日本の財政赤字はとんでもない状況にある。高齢化で社会保障支出が増大してきたにも関わらず必要なだけの増税ができなかったこと、不況の度に景気刺激策が行われてきたからである。しかし、政府支出を増大するとGDPがその乗数倍だけ増えるというケインズ経済学の教えが正しいとすると、いくら財政支出を拡大しても債務残高の対名目GDP比率は高くならないはずである。
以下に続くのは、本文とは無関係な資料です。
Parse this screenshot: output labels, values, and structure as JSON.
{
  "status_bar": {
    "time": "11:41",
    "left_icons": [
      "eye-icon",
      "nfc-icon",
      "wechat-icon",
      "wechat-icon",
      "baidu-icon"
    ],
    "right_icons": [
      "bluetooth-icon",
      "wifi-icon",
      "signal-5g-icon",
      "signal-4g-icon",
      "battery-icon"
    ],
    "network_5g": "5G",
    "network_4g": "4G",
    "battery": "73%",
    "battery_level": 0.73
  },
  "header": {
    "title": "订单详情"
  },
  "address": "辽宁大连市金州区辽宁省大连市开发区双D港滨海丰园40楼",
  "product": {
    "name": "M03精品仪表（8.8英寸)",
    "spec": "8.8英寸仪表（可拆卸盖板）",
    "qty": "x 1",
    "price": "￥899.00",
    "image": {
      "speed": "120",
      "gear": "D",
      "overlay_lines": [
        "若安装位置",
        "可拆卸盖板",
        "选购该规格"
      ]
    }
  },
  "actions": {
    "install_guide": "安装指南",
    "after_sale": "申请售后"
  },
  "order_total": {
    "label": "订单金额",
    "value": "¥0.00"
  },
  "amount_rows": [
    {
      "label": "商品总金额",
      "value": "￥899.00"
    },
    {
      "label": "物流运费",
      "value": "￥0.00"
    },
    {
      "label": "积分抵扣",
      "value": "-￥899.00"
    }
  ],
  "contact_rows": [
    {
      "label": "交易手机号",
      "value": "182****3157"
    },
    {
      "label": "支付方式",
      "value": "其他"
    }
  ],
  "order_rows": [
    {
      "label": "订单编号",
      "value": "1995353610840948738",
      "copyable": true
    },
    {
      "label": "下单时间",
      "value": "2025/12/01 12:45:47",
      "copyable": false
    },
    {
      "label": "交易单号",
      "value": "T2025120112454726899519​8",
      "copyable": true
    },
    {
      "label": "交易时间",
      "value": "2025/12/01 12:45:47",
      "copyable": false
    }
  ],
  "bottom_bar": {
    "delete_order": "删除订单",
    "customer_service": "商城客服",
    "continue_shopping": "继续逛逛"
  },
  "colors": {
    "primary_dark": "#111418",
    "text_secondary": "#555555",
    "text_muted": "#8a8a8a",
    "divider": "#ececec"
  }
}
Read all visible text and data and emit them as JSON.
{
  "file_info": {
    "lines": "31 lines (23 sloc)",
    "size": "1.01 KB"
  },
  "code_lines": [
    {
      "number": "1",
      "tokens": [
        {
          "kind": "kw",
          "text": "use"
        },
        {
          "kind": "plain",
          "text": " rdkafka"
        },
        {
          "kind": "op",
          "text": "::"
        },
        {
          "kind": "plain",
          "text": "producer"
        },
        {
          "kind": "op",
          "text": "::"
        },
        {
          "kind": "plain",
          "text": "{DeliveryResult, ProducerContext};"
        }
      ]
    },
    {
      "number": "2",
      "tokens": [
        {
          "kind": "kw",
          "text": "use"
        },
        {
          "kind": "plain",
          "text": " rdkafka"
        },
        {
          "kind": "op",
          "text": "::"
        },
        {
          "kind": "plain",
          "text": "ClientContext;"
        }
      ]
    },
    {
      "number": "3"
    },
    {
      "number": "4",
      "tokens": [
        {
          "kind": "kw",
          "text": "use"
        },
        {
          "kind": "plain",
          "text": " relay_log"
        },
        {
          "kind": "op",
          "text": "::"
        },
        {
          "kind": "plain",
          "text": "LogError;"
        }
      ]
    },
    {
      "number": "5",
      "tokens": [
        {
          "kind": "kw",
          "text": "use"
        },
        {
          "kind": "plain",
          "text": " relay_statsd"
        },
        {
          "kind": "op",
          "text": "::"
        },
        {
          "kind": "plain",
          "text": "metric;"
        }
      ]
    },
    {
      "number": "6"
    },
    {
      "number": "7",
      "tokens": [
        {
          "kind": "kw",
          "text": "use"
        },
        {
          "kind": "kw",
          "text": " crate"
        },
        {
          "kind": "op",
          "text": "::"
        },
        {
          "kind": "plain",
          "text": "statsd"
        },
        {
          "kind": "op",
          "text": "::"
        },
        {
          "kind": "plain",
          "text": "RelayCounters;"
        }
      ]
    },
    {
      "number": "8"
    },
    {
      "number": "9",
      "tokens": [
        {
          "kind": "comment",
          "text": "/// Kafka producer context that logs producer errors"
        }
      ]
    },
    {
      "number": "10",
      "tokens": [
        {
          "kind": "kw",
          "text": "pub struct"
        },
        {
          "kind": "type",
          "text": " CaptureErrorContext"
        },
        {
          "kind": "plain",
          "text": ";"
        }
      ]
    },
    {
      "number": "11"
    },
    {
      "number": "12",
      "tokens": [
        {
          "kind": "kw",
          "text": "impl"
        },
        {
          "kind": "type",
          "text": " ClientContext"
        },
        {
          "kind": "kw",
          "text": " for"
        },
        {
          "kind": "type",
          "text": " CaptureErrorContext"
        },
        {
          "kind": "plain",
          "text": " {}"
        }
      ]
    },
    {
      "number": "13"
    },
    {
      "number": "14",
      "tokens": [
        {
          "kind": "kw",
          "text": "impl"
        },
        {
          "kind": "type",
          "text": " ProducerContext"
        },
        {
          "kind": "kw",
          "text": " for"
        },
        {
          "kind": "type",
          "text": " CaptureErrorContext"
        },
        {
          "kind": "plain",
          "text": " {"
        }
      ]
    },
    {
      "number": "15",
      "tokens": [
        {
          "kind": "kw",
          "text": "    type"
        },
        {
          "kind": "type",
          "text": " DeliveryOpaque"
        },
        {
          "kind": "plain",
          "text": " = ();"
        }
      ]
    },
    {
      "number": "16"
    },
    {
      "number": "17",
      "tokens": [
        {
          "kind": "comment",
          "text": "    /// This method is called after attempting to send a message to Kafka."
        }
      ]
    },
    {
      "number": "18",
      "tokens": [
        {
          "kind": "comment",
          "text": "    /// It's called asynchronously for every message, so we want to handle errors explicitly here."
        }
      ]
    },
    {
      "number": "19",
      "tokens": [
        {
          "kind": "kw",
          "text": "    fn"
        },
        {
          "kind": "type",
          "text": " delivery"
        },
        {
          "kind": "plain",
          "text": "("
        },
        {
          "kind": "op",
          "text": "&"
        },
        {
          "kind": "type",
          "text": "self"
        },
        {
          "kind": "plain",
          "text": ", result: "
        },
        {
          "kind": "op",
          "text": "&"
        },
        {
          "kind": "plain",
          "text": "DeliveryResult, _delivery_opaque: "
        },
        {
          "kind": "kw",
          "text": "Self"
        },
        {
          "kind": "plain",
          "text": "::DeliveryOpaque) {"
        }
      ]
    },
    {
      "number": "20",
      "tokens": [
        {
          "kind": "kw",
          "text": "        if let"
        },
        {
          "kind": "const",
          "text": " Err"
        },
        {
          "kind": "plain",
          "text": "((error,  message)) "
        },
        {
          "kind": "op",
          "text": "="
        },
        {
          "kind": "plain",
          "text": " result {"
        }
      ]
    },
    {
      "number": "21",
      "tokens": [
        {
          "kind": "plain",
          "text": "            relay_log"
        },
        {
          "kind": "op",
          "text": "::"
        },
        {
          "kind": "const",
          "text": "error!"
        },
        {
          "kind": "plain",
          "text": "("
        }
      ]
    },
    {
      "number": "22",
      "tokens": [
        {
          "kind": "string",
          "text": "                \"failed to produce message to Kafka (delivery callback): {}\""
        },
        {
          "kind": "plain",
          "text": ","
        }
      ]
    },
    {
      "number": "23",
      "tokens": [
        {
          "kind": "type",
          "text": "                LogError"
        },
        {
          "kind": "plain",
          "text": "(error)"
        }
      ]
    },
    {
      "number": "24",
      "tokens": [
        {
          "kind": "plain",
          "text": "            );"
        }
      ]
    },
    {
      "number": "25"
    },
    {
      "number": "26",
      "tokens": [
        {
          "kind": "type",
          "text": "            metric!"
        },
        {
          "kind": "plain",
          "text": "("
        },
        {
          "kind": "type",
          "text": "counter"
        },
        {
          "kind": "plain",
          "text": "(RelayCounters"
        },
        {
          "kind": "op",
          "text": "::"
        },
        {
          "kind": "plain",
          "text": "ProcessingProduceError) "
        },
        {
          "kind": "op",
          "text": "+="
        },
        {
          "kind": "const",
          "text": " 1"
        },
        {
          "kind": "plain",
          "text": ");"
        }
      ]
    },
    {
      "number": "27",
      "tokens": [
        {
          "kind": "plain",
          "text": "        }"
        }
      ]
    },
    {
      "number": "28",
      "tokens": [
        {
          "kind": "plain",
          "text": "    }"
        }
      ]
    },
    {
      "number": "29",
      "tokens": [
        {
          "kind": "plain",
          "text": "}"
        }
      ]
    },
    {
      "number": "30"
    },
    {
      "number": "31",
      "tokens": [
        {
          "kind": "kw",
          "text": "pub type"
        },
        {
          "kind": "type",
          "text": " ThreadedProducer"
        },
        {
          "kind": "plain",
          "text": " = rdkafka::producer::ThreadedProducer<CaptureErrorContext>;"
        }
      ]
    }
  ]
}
ここで乗数を1としてみよう。不況対策として1兆円の財政支出を増加させると、GDPが1兆円増えると考える。2010年度末で公債残高は637兆円、10年度の名目GDPは474兆円である。ここで、10兆円の公債を発行して10兆円の景気刺激策を行うと、公債残高は10兆円増えて647兆円になるが、GDPは484兆円になる。景気対策を行う前の、公債残高対GDP比率は637÷474で134.4%だったが、景気対策を行った後は、647÷484で133.7%とわずか0.7%だが縮小する。ところが、実際には、公債残高の対名目GDP比率は上昇するばかりである。


図は、名目GDPの増分、公債残高の増分、公債残高/名目GDPを示したものである。公債発行は、受動的に行われる。不況で税収が上らなければ、国債を当てるしかない。これを景気対策と言えるのかという疑問があるかもしれないが、公債を増加させないのであれば、増税するしかない。増税を避けたという意味では景気対策を行ったのである。もちろん、積極的に財政支出を増やし、その財源を公債に求めた場合もある。

しかし、図に見るように、70年代後半以降、公債を発行して政府支出を拡大するか、増税を避けて景気対策を行ったにもかかわらず、名目GDPは伸びず、公債残高/名目GDP比率は上り続けてきた。乗数は1よりかなり小さいと考えるしかない。ただし、途中、公債残高/名目GDP比率の上昇が止まった時がある。80年代後半のバブルの時代と小泉構造改革路線の時である。一方、90年代後半には、公債を拡大して財政刺激をしたにもかかわらず、名目GDPはまったく増えないどころか、度々マイナスになっている。乗数は、限りなくゼロに近いか、マイナスですらあるように見える。

乗数が小さい2つの理由

なぜ、乗数が小さいのだろうか。考えられる答えは2つある。一つは、特に90年代以降行ってきた政府支出があまりにも非効率で、乗数がゼロに近いという可能性である。この可能性も高い。確かに、客の来ない、目的のはっきりしない多目的ホール、博物館などの箱物(はこもの)を作れば、乗数は小さいだろう。なるほど、箱物を作れば、その工事代金は今年のGDPには計上される。しかし、翌年のGDPはまったく増えない。

もう一つの答えは、マンデル=フレミング・モデルの帰結が表れているというものだ。マンデル=フレミング・モデルの帰結とは、変動為替制度の下で(現在がそうである)財政支出を拡大すると、金利が上昇し、為替レートが上って輸出が減少し、財政拡大の効果と輸出減少の効果が打ち消しあって、GDPは増えないという教えだ。あるいは、変動為替制度の下では、財政拡大と金融拡大の両方を行わないとGDPは増えないという教えでもある。確かに、日本が固定為替制度を採用していた60年代の乗数は大きかった。もちろん、60年代のインフラ投資は効率的なもので、GDPを永続的に引き上げるものだったという解釈も可能だろう。

乗数が1以下になったことについて、政府支出の効率低下とマンデル=フレミング・モデルの帰結のどちらの効果がどれだけ重要かは分からないが、両方の効果が起きていることは確かだろう。90年以降、バブル崩壊後の不況対策として公共事業を拡大するとともに、日本は円高になってきた。よく分からない箱物の公共投資がなされていた。車が少ない高速道路や飛行機のあまり飛ばない空港が次々に作られていた。別に、どれだけかが分からなくてもかまわない。賢い公共投資をして、公共投資をするときは金融も緩和すれば良いだけだ。